Она сотрудничала с Антоном Сергеевичем почти до окончания института. Лишь на пятом курсе, выйдя замуж за губошлепого белобрысого Михаэля Ремарка, она избавилась от звонков куратора из Конторы…

В Германии, куда привез ее ошалевший от любви Ремарк, Инге не понравилось. Глупый немец сделал свое дело, вывез за бугор, теперь эта лошадь оказалась лишней. И, вытребовав солидный, притом положенный ей по закону, куш, Инга устроилась в Амстердаме. От Ремарка остались лишь воспоминания и звонкая фамилия. Денег, вырученных за халупу в Москве, плюс куш от Ремарка, хватило на неплохую квартирку в полюбившемся ей городе. На прощание убитый горем Ремарк подарил ей щенка. Она не смогла отказаться, и ни разу не пожалела об этом решении. Вздорный Огурец оказался единственным представителем мужского пола, которого она любила бескорыстно.

Работы в Амстердаме хватало, тем более, что кроме почти «родного» английского и сносного немецкого, Инга довольно быстро освоила голландский. Переводила техническую документацию, участвовала в переговорах, уже в качестве синхрониста. Обрастала знакомствами, связями. И в русских кругах ее ценили за внешнюю легкость характера и немалые организационные таланты.

И вот, одним прекрасным амстердамским утром, когда она наслаждалась жизнью под чашечку капучино в кофейной на Лейденс-плейн, за ее столик подсел вежливый человек лет тридцати. Он не представился, а лишь передал привет от Антона Сергеевича.

– А если я откажусь? – с вызовом спросила она. – Что вы мне здесь-то сделаете?

– Вы же знаете, что у нас не только в анекдотах длинные руки. У вас будут неприятности с иммиграционными властями. Этого вам достаточно?

– У меня все в порядке с документами. Совсем скоро я получу голландское гражданство… – начала она, не слишком, впрочем, уверенно.

– Не получите, – с абсолютной определенностью заявил ее визави.
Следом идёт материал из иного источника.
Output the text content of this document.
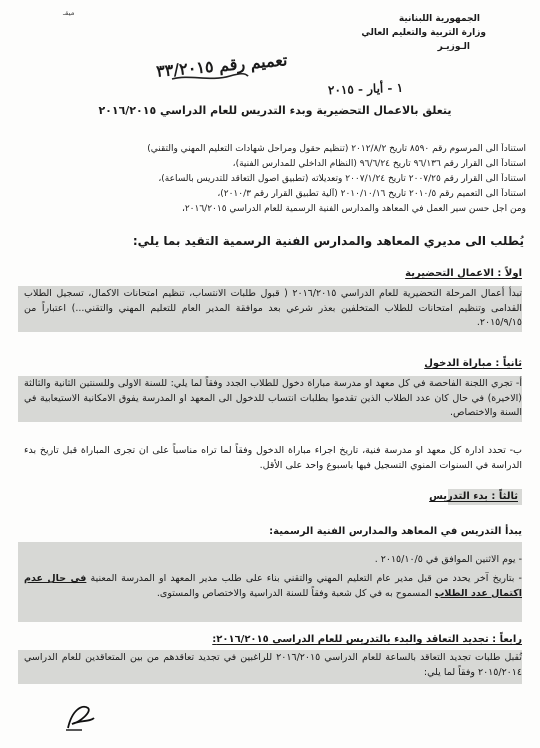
الجمهورية اللبنانية
وزارة التربية والتعليم العالي
الـوزيـر
ميقـ
تعميم رقم ٣٣/٢٠١٥
١ - أيار - ٢٠١٥
يتعلق بالاعمال التحضيرية وبدء التدريس للعام الدراسي ٢٠١٦/٢٠١٥
استناداً الى المرسوم رقم ٨٥٩٠ تاريخ ٢٠١٢/٨/٢ (تنظيم حقول ومراحل شهادات التعليم المهني والتقني)
استناداً الى القرار رقم ٩٦/١٣٦ تاريخ ٩٦/٦/٢٤ (النظام الداخلي للمدارس الفنية)،
استناداً الى القرار رقم ٢٠٠٧/٢٥ تاريخ ٢٠٠٧/١/٢٤ وتعديلاته (تطبيق اصول التعاقد للتدريس بالساعة)،
استناداً الى التعميم رقم ٢٠١٠/٥ تاريخ ٢٠١٠/١٠/١٦ (آلية تطبيق القرار رقم ٢٠١٠/٣)،
ومن اجل حسن سير العمل في المعاهد والمدارس الفنية الرسمية للعام الدراسي ٢٠١٦/٢٠١٥،
يُطلب الى مديري المعاهد والمدارس الفنية الرسمية التقيد بما يلي:
اولاً : الاعمال التحضيرية
تبدأ أعمال المرحلة التحضيرية للعام الدراسي ٢٠١٦/٢٠١٥ ( قبول طلبات الانتساب، تنظيم امتحانات الاكمال، تسجيل الطلاب القدامى وتنظيم امتحانات للطلاب المتخلفين بعذر شرعي بعد موافقة المدير العام للتعليم المهني والتقني...) اعتباراً من ٢٠١٥/٩/١٥.
ثانياً : مباراة الدخول
أ- تجري اللجنة الفاحصة في كل معهد او مدرسة مباراة دخول للطلاب الجدد وفقاً لما يلي: للسنة الاولى وللسنتين الثانية والثالثة (الاخيرة) في حال كان عدد الطلاب الذين تقدموا بطلبات انتساب للدخول الى المعهد او المدرسة يفوق الامكانية الاستيعابية في السنة والاختصاص.
ب- تحدد ادارة كل معهد او مدرسة فنية، تاريخ اجراء مباراة الدخول وفقاً لما تراه مناسباً على ان تجرى المباراة قبل تاريخ بدء الدراسة في السنوات المنوي التسجيل فيها باسبوع واحد على الأقل.
ثالثاً : بدء التدريس
يبدأ التدريس في المعاهد والمدارس الفنية الرسمية:
- يوم الاثنين الموافق في ٢٠١٥/١٠/٥ .
- بتاريخ آخر يحدد من قبل مدير عام التعليم المهني والتقني بناء على طلب مدير المعهد او المدرسة المعنية في حال عدم اكتمال عدد الطلاب المسموح به في كل شعبة وفقاً للسنة الدراسية والاختصاص والمستوى.
رابعاً : تجديد التعاقد والبدء بالتدريس للعام الدراسي ٢٠١٦/٢٠١٥:
تُقبل طلبات تجديد التعاقد بالساعة للعام الدراسي ٢٠١٦/٢٠١٥ للراغبين في تجديد تعاقدهم من بين المتعاقدين للعام الدراسي ٢٠١٥/٢٠١٤ وفقاً لما يلي:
И она почему-то сразу поняла, что он вовсе не блефует.

– Допустим, я соглашусь. Но я и так столько лет пахала на вас бесплатно…
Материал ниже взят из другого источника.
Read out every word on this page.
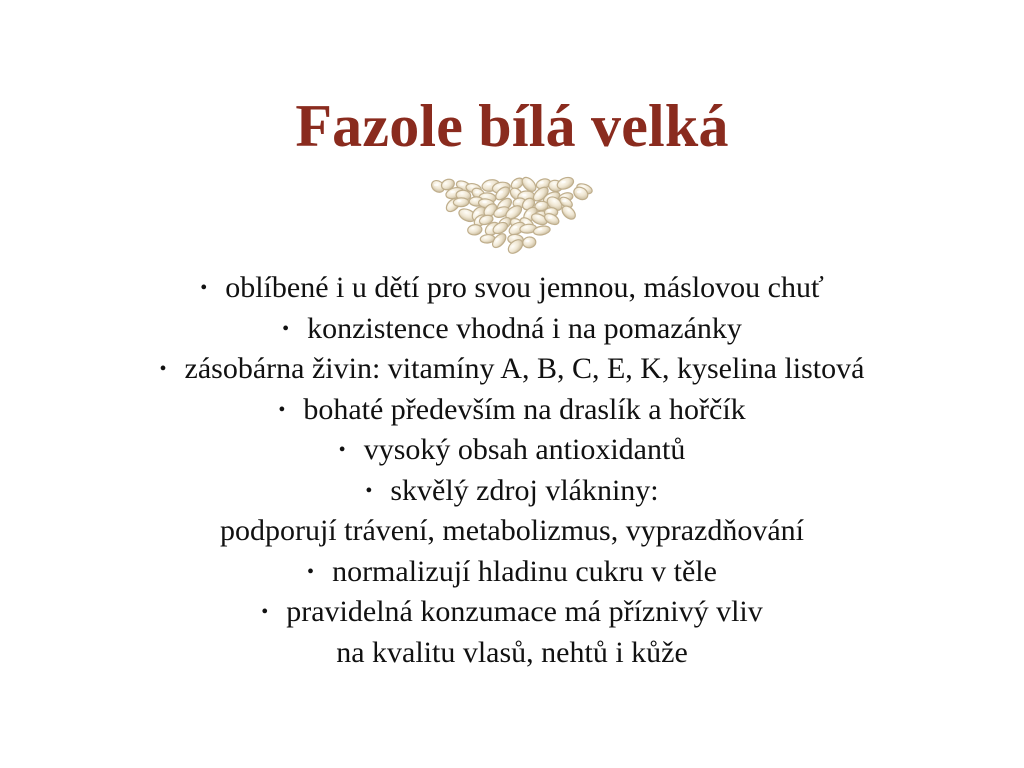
Fazole bílá velká
• oblíbené i u dětí pro svou jemnou, máslovou chuť
• konzistence vhodná i na pomazánky
• zásobárna živin: vitamíny A, B, C, E, K, kyselina listová
• bohaté především na draslík a hořčík
• vysoký obsah antioxidantů
• skvělý zdroj vlákniny:
podporují trávení, metabolizmus, vyprazdňování
• normalizují hladinu cukru v těle
• pravidelná konzumace má příznivý vliv
na kvalitu vlasů, nehtů i kůže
– Об этом можете не беспокоиться. Я уполномочен предложить вам регулярное материальное вспомоществование. Плюс мы будем помогать вам с работой. Так что сотрудничество наше будет взаимовыгодным во всех отношениях. Да, а куратором вашим теперь будет не Антон Сергеевич, а Игорь Леонидович. Приятнейших во всех отношениях человек. Желаю успехов! – И безымянный незнакомец исчез, чтобы никогда более не появляться в ее жизни.

Пару раз потом она встречалась со своим куратором, но, в основном, информацию передавала по телефону и международной экспресс-почте, благо, «эзоповым» языком она владела не менее живо, чем и прочими иностранными.